Re: Comparing Raw Values of the Age Property

2017-05-22 Thread Richard Wordingham via Unicode
On Mon, 22 May 2017 17:19:08 -0500
Anshuman Pandey  wrote:

> I performed several operations on DerivedAge.txt a few months ago.
> One basic example here:
> 
> https://pandey.github.io/posts/unicode-growth-UCD-python.html

So what happens if you apply it to Unicode Version 10.0?  Are the
versions sorted as strings, as real numbers, or just in the order of
the data in DerivedAge.txt.

> If you provide some more insight into your objective, I might be able
> to help.

One of the objectives is to use a current version of the UCD to
determine, for example, which characters were in Version x.y.  One
needs that for a regular expression such as [:Age=3.0:], which
also matches all characters that have survived since Version 1.1.
Another is to record for which versions of the standard a character had
some particular value of a property.

Richard.


Re: Comparing Raw Values of the Age Property

2017-05-22 Thread Richard Wordingham via Unicode
On Mon, 22 May 2017 15:10:02 -0700
Markus Scherer via Unicode  wrote:

> On Mon, May 22, 2017 at 2:44 PM, Richard Wordingham via Unicode <
> unicode@unicode.org> wrote:  
> 
> > Given two raw values of the Age property, defined in UCD file
> > DerivedAge.txt, how is a computer program supposed to compare them?
> > Apart from special handling for the value "Unassigned" and its short
> > alias "NA", one used to be able to compare short values against
> > short values and long values against long values by simple string
> > comparison.  However, now we are coming to Version 10.0 of Unicode,
> > this no longer works - "1.1" < "10.0" < "2.0".
> >  
> 
> This is normal for numbers, and for multi-field version numbers.
> If you want numeric sorting, then you need to either use a collator
> with that option, or parse the versions into tuples of integers and
> sort those.

Well, comparing "15.1" and "15.12" gives different answers depending on
whether you view them as decimal numbers or a hierarchical sequence of
numbers.

> Can one rely on the FULL STOP being the field
> > divider,  
 
> I think so. Dots are extremely common for version numbers. I see no
> reason for Unicode to use something else.

But where is that stated?

> and can one rely on there never being any grouping characters
> > in the short values?  
 
> I don't know what "grouping characters" you have in mind.

Comma is the obvious one.

Looking to the far future (I trust you've heard of the predicted Cobol
crisis for the Y10k problem), will we have "1000.0" or "1,000.0"?

Richard.


Re: Comparing Raw Values of the Age Property

2017-05-22 Thread Anshuman Pandey via Unicode
I performed several operations on DerivedAge.txt a few months ago. One basic 
example here:

https://pandey.github.io/posts/unicode-growth-UCD-python.html

If you provide some more insight into your objective, I might be able to help.

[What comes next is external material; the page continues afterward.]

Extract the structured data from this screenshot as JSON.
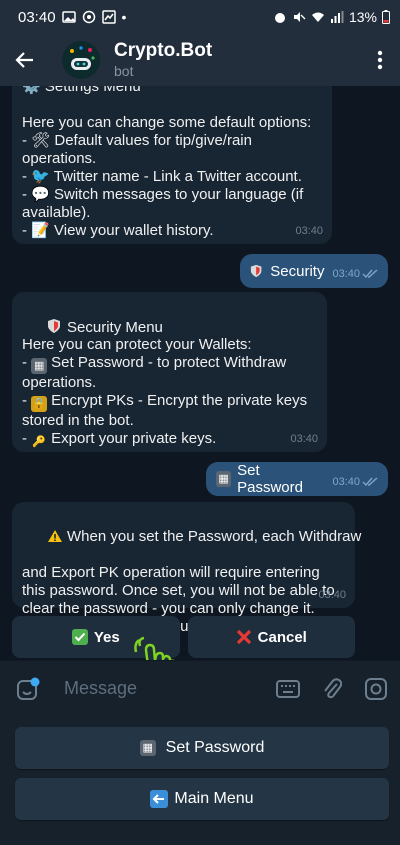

I would recommend against relying on the order of the data, and that you 
instead parse the individual entries to obtain the 'Age' property.

All my best,
Anshu


> On May 22, 2017, at 4:44 PM, Richard Wordingham via Unicode 
>  wrote:
> 
> Given two raw values of the Age property, defined in UCD file
> DerivedAge.txt, how is a computer program supposed to compare them?
> Apart from special handling for the value "Unassigned" and its short
> alias "NA", one used to be able to compare short values against short
> values and long values against long values by simple string
> comparison.  However, now we are coming to Version 10.0 of Unicode,
> this no longer works - "1.1" < "10.0" < "2.0".
> 
> There are some possibilities - the values appear in order in
> PropertyValueAliases.txt and in DerivedAge.txt.  However, I can find no
> relevant guarantees in UAX#44.  I am looking for a solution that can be
> driven by the data files, rather than requiring human thought at every
> version release.  Can one rely on the FULL STOP being the field
> divider, and can one rely on there never being any grouping characters
> in the short values?  Again, I could find no guarantees.
> 
> Richard.


Re: Comparing Raw Values of the Age Property

2017-05-22 Thread Markus Scherer via Unicode
On Mon, May 22, 2017 at 2:44 PM, Richard Wordingham via Unicode <
unicode@unicode.org> wrote:

> Given two raw values of the Age property, defined in UCD file
> DerivedAge.txt, how is a computer program supposed to compare them?
> Apart from special handling for the value "Unassigned" and its short
> alias "NA", one used to be able to compare short values against short
> values and long values against long values by simple string
> comparison.  However, now we are coming to Version 10.0 of Unicode,
> this no longer works - "1.1" < "10.0" < "2.0".
>

This is normal for numbers, and for multi-field version numbers.
If you want numeric sorting, then you need to either use a collator with
that option, or parse the versions into tuples of integers and sort those.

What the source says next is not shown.